I suppose because of first being aware of The Farrelly Brothers’ version and even late 60s sex comedies, I was assuming that The Heartbreak Kid would be more sexual. It is true that May doesn’t ignore these themes, but they’re so detached from the greater message. Every character urges for something greater, but they don’t know how to get it. When there is sex, May paints it modestly. Shepherd may be idealized, but this doesn’t feel like a Stephanie Rothman film. Her shots are radiant, but hide her body in ways that “leave to the imagination.” In the most erotic scene, Grodin stands opposite Shepherd in a black background, shadows covering their body. It’s almost dreamlike, but also one of a surreal nightmare. They are in ecstasy, but are they really any closer to bonding on a deeper level?

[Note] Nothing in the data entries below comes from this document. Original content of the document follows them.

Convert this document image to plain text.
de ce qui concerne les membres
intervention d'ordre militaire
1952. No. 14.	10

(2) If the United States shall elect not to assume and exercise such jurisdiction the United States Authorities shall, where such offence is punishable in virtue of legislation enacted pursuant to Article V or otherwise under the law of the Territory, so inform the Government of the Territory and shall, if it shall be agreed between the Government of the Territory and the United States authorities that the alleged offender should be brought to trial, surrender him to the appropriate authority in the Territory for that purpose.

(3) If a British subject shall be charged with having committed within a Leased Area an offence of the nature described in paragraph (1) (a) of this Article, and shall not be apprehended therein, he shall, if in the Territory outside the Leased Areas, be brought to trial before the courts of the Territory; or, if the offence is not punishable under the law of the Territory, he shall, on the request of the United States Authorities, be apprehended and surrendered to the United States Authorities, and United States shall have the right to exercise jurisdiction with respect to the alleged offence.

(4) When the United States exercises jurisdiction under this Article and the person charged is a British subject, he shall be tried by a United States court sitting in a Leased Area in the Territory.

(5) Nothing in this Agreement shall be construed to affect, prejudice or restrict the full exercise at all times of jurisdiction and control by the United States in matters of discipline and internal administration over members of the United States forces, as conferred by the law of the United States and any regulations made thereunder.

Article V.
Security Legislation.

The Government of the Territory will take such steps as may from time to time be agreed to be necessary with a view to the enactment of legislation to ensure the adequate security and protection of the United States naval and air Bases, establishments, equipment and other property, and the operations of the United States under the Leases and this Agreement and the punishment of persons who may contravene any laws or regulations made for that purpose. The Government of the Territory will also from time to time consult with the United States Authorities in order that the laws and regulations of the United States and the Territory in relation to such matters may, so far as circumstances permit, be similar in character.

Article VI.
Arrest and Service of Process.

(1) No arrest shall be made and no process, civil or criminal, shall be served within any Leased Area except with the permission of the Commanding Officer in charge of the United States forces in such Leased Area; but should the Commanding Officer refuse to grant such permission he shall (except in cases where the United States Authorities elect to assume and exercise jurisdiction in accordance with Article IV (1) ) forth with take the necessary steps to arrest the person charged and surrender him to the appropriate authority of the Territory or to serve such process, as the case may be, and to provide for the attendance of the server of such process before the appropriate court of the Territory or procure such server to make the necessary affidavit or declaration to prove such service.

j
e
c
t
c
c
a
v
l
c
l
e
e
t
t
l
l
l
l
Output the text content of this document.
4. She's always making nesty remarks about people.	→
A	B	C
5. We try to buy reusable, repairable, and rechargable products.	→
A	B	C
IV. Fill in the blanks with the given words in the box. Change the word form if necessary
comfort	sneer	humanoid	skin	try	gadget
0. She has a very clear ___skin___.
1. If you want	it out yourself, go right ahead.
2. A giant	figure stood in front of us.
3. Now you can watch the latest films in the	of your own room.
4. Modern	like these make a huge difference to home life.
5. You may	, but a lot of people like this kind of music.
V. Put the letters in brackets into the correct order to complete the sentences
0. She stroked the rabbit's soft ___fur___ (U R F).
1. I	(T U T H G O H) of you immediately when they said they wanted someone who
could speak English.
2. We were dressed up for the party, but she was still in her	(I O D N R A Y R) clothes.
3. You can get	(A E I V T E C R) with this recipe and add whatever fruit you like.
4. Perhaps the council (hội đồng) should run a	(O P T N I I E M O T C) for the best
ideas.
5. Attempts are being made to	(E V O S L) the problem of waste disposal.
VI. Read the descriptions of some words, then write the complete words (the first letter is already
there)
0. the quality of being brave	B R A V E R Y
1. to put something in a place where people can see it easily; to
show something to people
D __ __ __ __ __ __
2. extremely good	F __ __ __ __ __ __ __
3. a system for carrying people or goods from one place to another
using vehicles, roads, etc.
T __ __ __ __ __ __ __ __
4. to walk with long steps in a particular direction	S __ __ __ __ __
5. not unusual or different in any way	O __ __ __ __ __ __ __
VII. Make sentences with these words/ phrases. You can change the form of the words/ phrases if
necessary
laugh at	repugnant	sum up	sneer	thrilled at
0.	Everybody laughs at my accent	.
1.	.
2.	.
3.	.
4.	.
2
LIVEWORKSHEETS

This is an interesting addition to the New Hollywood canon because of how it paints masculinity. While most directors were focused on how they were leaders, fighting an oppressed system, their style of vulnerability was more caused by heartbreak and violence. There was a directness that could be attributed to Nixon-Era turmoil. To some extent, there was also toxic masculinity in connection to The Women’s Rights Movement. However, May was curious about exploring a vulnerability that lied more on a failure of character, where the conclusion was about the ways we’re isolated in ourselves. She did so with a balance of comedy and drama that was just as challenging as her male counterparts, and I’d argue it made her stand out. She was able to write about women, but they were in relation to men, creating something more complex about how genders relate to each other. It may sound like some sexist inability to tell the stories she wanted, but one could argue that The Heartbreak Kid is distinctively feminist in the same way Le Bonheur was: a reflection of masculinity that you can only notice if you’re not a man.

I wish that this film was more accessible (currently available on YouTube for free). If nothing else, it provides an alternate view of media from the early 70s that shows how diverse the perspectives of the time were. In general, I think that Elaine May is deserving of more respect and should’ve had a richer directing career than what she received. There was something beautiful and profound about her approach to cinema. Her choice to cast Grodin and Shepherd also reflected the underrated charisma, how having chemistry that doesn’t fully connect can be the perfect combination for a narrative. This is an interesting story of what it means to grow old and need to settle down. How can you do that when you haven’t found the one or, in the case of Lenny, probably never will? What a brilliant, horrifying perspective that ended up being.